The Abrahamic Family House in Abu Dhabi, protagonist at the first session of the Cordoba Forum

The first panel of the Cordoba Forum included presentations by Nedal Alteneiji, from the Zayed House of Islamic Culture in the United Arab Emirates, and Francesc Xavier Marín Torné, PhD in Philosophy from Ramón Llull University, who explained the spirituality of fidelity to the legacy of Abraham. Dr. María Ángeles Gallego, senior scientist at the Institute of Languages and Cultures of the Mediterranean and Near East of the CSIC, was the moderator.

Dr. Nedal Alteneiji explained during her presentation the Abrahamic Family House projecta call to human fraternity, underway in Abu Dhabi. “This project confirms the UAE’s role in welcoming all religions through tolerance and coexistence. It is a unique symbol of coexistence and peace between Islam, Judaism and Christianity,” he stressed.

For Dr.
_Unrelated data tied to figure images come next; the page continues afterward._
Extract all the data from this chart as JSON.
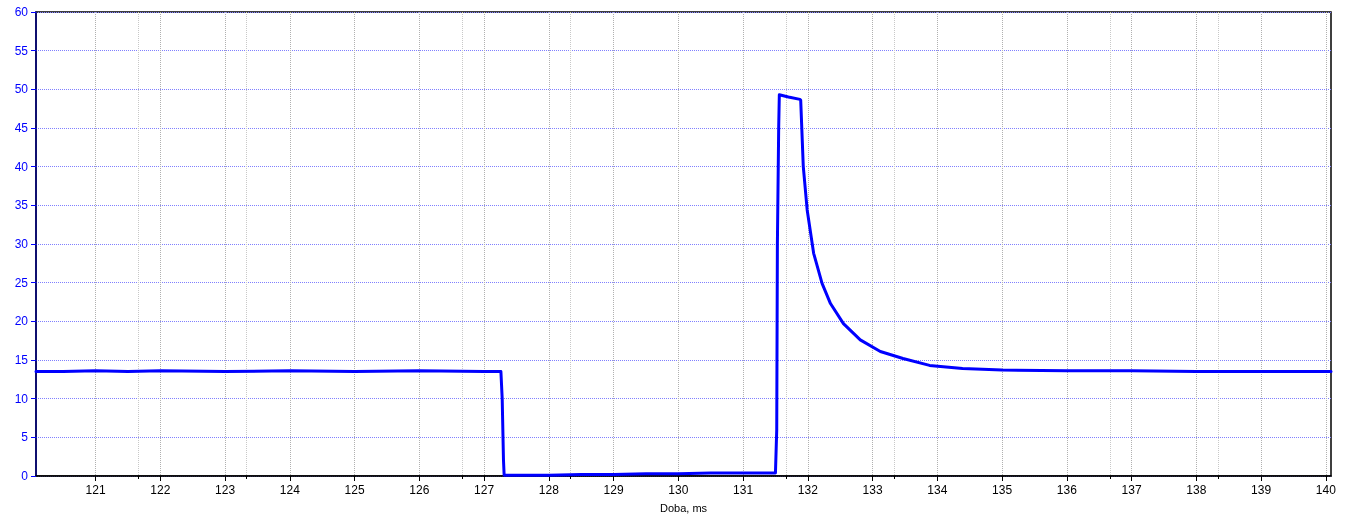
{
  "chart_data": {
    "type": "line",
    "xlabel": "Doba, ms",
    "xlim": [
      120.08,
      140.08
    ],
    "xticks": [
      121,
      122,
      123,
      124,
      125,
      126,
      127,
      128,
      129,
      130,
      131,
      132,
      133,
      134,
      135,
      136,
      137,
      138,
      139,
      140
    ],
    "ylim": [
      0,
      60
    ],
    "yticks": [
      0,
      5,
      10,
      15,
      20,
      25,
      30,
      35,
      40,
      45,
      50,
      55,
      60
    ],
    "grid": true,
    "marker": "none",
    "line_style": "solid",
    "series": [
      {
        "color": "#0000ff",
        "x": [
          120.08,
          120.5,
          121,
          121.5,
          122,
          123,
          124,
          125,
          126,
          127,
          127.26,
          127.28,
          127.3,
          127.31,
          128,
          128.5,
          129,
          129.5,
          130,
          130.5,
          131,
          131.5,
          131.52,
          131.53,
          131.55,
          131.56,
          131.7,
          131.88,
          131.89,
          131.93,
          131.99,
          132.09,
          132.22,
          132.35,
          132.55,
          132.81,
          133.12,
          133.47,
          133.88,
          134.39,
          135,
          136,
          137,
          138,
          139,
          140.08
        ],
        "values": [
          13.5,
          13.5,
          13.6,
          13.5,
          13.6,
          13.5,
          13.6,
          13.5,
          13.6,
          13.5,
          13.5,
          10,
          2,
          0.1,
          0.1,
          0.2,
          0.2,
          0.3,
          0.3,
          0.4,
          0.4,
          0.4,
          6,
          30,
          45,
          49.3,
          49,
          48.7,
          48.6,
          40,
          34.4,
          28.8,
          24.9,
          22.3,
          19.7,
          17.6,
          16.1,
          15.2,
          14.3,
          13.9,
          13.7,
          13.6,
          13.6,
          13.5,
          13.5,
          13.5
        ]
      }
    ]
  }
}
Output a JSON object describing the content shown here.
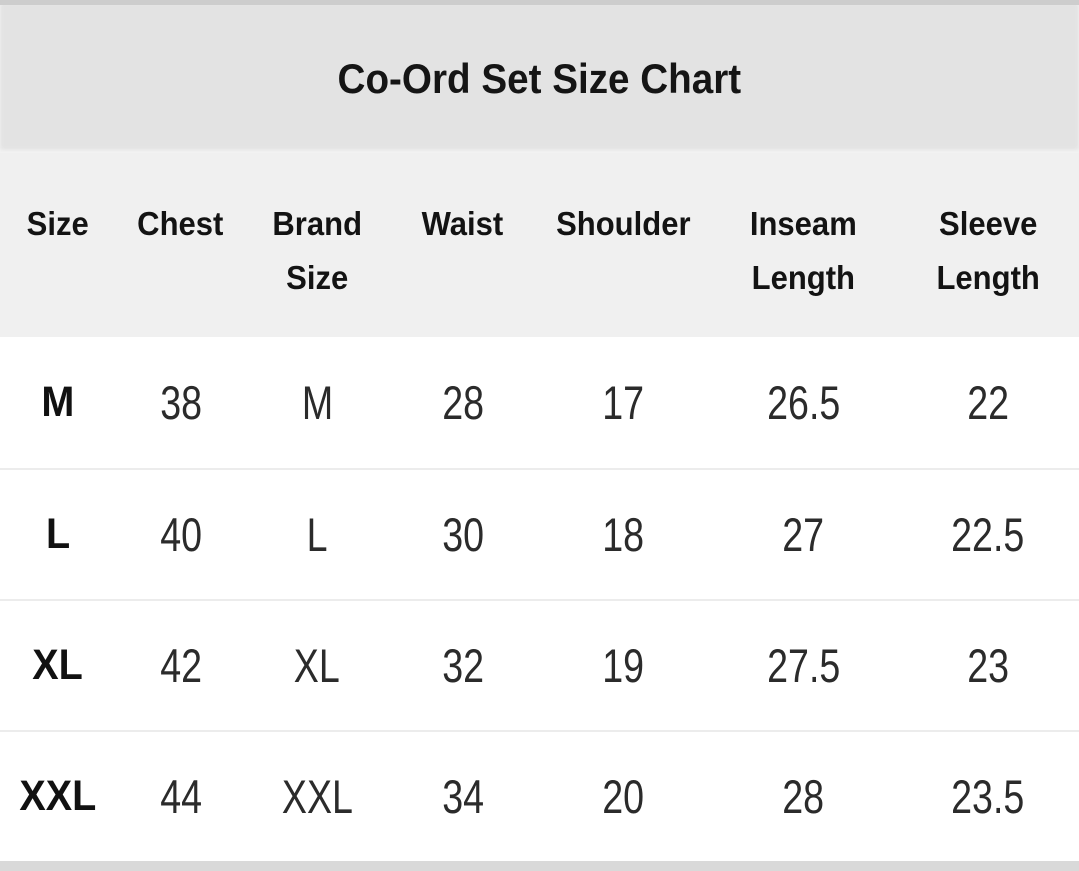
{
  "title": "Co-Ord Set Size Chart",
  "table": {
    "headers": [
      {
        "line1": "Size",
        "line2": ""
      },
      {
        "line1": "Chest",
        "line2": ""
      },
      {
        "line1": "Brand",
        "line2": "Size"
      },
      {
        "line1": "Waist",
        "line2": ""
      },
      {
        "line1": "Shoulder",
        "line2": ""
      },
      {
        "line1": "Inseam",
        "line2": "Length"
      },
      {
        "line1": "Sleeve",
        "line2": "Length"
      }
    ],
    "rows": [
      {
        "size": "M",
        "chest": "38",
        "brand_size": "M",
        "waist": "28",
        "shoulder": "17",
        "inseam_length": "26.5",
        "sleeve_length": "22"
      },
      {
        "size": "L",
        "chest": "40",
        "brand_size": "L",
        "waist": "30",
        "shoulder": "18",
        "inseam_length": "27",
        "sleeve_length": "22.5"
      },
      {
        "size": "XL",
        "chest": "42",
        "brand_size": "XL",
        "waist": "32",
        "shoulder": "19",
        "inseam_length": "27.5",
        "sleeve_length": "23"
      },
      {
        "size": "XXL",
        "chest": "44",
        "brand_size": "XXL",
        "waist": "34",
        "shoulder": "20",
        "inseam_length": "28",
        "sleeve_length": "23.5"
      }
    ]
  },
  "chart_data": {
    "type": "table",
    "title": "Co-Ord Set Size Chart",
    "columns": [
      "Size",
      "Chest",
      "Brand Size",
      "Waist",
      "Shoulder",
      "Inseam Length",
      "Sleeve Length"
    ],
    "rows": [
      [
        "M",
        38,
        "M",
        28,
        17,
        26.5,
        22
      ],
      [
        "L",
        40,
        "L",
        30,
        18,
        27,
        22.5
      ],
      [
        "XL",
        42,
        "XL",
        32,
        19,
        27.5,
        23
      ],
      [
        "XXL",
        44,
        "XXL",
        34,
        20,
        28,
        23.5
      ]
    ]
  },
  "colors": {
    "title_band_bg": "#e3e3e3",
    "header_band_bg": "#f0f0f0",
    "row_bg": "#ffffff",
    "separator": "#ececec",
    "text": "#1c1c1c"
  }
}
Alteneiji, the territory of the Emirates has for centuries been a haven for all religions, which have been able to practice freely, with tolerance, generosity and hospitality for more than 7,000 years. “Abu Dhabi is the new Cordoba, with an effective coexistence between the followers of the Abrahamic religions, which made it possible to transmit to Europe the sciences and knowledge inherited from the Greek, Roman and Chinese civilizations. At that time, the scholars of Cordoba were Arabs, the Christian students spoke Latin and the Jews acted as intermediaries between the two, since they spoke both languages.”he recalled.

Dr. Francesc Xavier Marín Torné dedicated his lecture to the figure of Abraham, half historical and half myth, considered by the three monotheistic religions as their father in faith.

“Abraham is the bridge between the three religions, which makes their deep bonds visible. It is the meeting point from which they inherit the essence of spirituality and which constitutes a shared foundation, beyond the historical vicissitudes they have experienced over the centuries,” said Dr. Marin.

The doctor also highlighted the fact that Abraham is an immigrant: “He is always on the move, facing difficulties with the strength of God. It is a lesson to be learned: life is ephemeral, we are passing through, but faith in God encourages us to continue. He, who was neither Christian, nor Jew, nor Muslim, was recognized as a patriarch by the three religions.”.